Chico writer N.J. Hanson's sword-and-sorcery saga begins with "The Kingdom of Dadria: A Lamb Amongst Wolves" wherein red-headed Princess Endelynn of Dadria is set to wed Prince Sedrick of Kahren and thus unite the two great houses. 

It all goes awry as plots within plots center on Sedrick's brother, Kendrick, who aims not only to take over Dadria but to fulfill his genocidal ambitions to raze the Forest of Wayward Souls and destroy all the indigenous peoples within.

Those peoples are the "skinwalkers," humans from the Wolf, Bear, Panther, and Hawk clans able to transform into those very animals. Endelynn finds herself captive of the Wolf Clan after a fake kidnaping engineered to show Sedrick's bravery; he has gone missing in the Forest and Endelynn's life hangs in the balance. 

One must not forget the ancient prophecy of a young wolf warrior returning from the dead "as a wolf with fur red as flame, born to a woman called the Aleutsi, the Great Mother," the only hope against the pale invaders from the Walled Cities.

The plots thicken in the second in the series, "The Kingdom Of Dadria: The Blood Of Wolves And War" ($15.99 in paperback from Ink Drop Press; also for Amazon Kindle). When Endelynn is surreptitiously freed, she is befriended by the warrior Shunka, himself a Wolf Clan exile, who uses his powers to confront the monster in the forest. (This is the Wendigo, the eater-of-humans, portrayed on the cover by artist Steve Ferchaud.)

It's a neat trick: "Shunka had crouched on all fours. He'd felt the wolf spirit swell within him, his body changing to match. His face lengthened into a muzzle, hands and feet became paws, and fingers and toes turned to claws. A tail sprouted from the base of his spine. Thick, black fur rippled across his body. The man was gone, the wolf had emerged."

Months pass in the forest. Endelynn is taught hunting and fighting, and Shunka grows fond of the pale princess. It's mutual, yet as fondness morphs into love, a great betrayal looms, and readers of this captivating and violent epic will yearn for the next installment.



Tuesday, May 16, 2023

"Following Breadcrumbs: Tales Of A Rock And Roll Girl Child"

Following Breadcrumbs
Her parents wedded in 1952; there they are, surrounded by friends, including Gabby Hayes, Mel Tormé and Milton Berle. Jamie Johnston's father, actor Johnny Johnston, "had the starring role in one of the first quintessential rock and roll movies, Rock Around The Clock" (though "he hated rock and roll"). Her mother Shirley was a "socialite real estate agent" in Beverly Hills. When Jamie Johnston comes into the world about a year later, her privileged possibilities seem endless.

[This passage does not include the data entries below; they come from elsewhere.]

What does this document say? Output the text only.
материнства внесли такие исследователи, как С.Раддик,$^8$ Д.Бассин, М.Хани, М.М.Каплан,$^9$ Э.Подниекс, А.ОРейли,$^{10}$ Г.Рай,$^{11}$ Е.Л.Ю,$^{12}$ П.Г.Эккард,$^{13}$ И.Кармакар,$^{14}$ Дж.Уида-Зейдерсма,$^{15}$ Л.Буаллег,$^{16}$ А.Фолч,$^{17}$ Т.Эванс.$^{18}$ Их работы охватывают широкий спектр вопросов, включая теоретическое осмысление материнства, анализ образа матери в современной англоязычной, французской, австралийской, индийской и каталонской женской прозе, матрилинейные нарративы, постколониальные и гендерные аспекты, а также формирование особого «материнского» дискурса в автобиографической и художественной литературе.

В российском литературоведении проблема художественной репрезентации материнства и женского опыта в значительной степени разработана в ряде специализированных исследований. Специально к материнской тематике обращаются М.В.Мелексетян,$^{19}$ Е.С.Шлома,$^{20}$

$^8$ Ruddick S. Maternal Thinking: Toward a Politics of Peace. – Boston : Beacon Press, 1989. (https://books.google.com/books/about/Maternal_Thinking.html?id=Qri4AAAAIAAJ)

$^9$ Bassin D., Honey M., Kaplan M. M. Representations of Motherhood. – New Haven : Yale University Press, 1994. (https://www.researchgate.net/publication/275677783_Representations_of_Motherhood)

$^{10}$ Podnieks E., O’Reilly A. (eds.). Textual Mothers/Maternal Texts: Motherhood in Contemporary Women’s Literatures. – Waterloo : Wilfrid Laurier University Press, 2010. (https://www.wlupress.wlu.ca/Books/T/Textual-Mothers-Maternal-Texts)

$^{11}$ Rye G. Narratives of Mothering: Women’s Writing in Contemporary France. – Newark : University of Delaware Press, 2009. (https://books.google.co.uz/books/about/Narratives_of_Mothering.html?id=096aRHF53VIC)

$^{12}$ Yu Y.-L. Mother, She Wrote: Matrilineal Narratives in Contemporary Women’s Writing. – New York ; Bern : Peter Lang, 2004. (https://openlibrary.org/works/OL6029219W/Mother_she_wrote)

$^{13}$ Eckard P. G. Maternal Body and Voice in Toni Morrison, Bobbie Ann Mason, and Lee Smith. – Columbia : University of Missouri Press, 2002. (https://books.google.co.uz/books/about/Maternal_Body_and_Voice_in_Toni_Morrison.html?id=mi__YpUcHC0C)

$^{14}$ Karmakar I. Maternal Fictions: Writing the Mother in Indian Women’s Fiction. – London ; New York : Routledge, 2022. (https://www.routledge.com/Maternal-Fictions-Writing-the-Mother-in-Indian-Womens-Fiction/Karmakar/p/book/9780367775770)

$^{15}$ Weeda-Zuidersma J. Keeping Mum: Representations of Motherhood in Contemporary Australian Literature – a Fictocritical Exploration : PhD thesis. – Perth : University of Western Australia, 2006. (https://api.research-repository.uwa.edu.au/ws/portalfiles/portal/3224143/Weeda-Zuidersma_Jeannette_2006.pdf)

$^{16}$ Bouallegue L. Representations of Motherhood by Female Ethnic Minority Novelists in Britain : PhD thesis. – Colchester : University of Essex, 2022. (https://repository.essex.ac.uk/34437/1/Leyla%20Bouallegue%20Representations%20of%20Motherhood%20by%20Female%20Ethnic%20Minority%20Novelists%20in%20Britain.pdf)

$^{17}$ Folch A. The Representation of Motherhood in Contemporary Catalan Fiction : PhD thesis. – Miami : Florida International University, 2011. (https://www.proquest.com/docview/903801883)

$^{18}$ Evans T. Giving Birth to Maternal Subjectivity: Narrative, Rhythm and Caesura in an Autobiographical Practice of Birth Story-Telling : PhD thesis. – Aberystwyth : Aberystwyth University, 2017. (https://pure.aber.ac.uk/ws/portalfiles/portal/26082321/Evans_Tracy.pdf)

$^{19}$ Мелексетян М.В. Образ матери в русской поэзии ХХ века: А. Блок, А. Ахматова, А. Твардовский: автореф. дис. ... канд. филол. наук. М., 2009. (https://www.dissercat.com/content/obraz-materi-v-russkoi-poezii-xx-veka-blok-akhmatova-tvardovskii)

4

Captured by the emerging music culture ("music is my frame of reference for everything") that made one want to twist and shout, Jamie plunges head on into a multitude of relationships, having a beer with Paul McCartney, arguing with Bob Dylan, falling hopelessly, as a "liberated ex-lesbian," for two very different men, Phil (P.F.) Sloan and the love of her life, Gene Clark ("one of The Byrds…. I couldn't even think straight").

The stories are told in "Following Breadcrumbs: Tales Of A Rock And Roll Girl Child" ($13.99 in paperback from iUniverse; also for Amazon Kindle), a life of encounters more than coincidental. 

"One day," she writes, thinking of her parents, "I would discover I inherited the propensity toward self-sabotage in my own career. Not only that, I would attract and be attracted to other people that did the exact same thing." She is a fixer, wanting to save others from themselves. What could go wrong?

Johnston's prose draws the reader into an emotional world of fractured relationships, drugs and booze, bands and gigs and songwriting and learning to surf, pregnancies lost, hidden illnesses and deaths, and living arrangements around the state, each chapter named by a lyric. 

The final chapter, "Two Tickets to Paradise," brings Johnston to, well, Paradise--and the Camp Fire; she writes me that "I lost so many precious books (and music in every format) in the fire" but now she's "back up in Paradise, a new house on the old land."

"I must follow the breadcrumbs back, back to the beginning," she writes, "to see where I've been, and to see where I might be going." 

It's a wild, unforgettable and heartbreaking journey of self-discovery.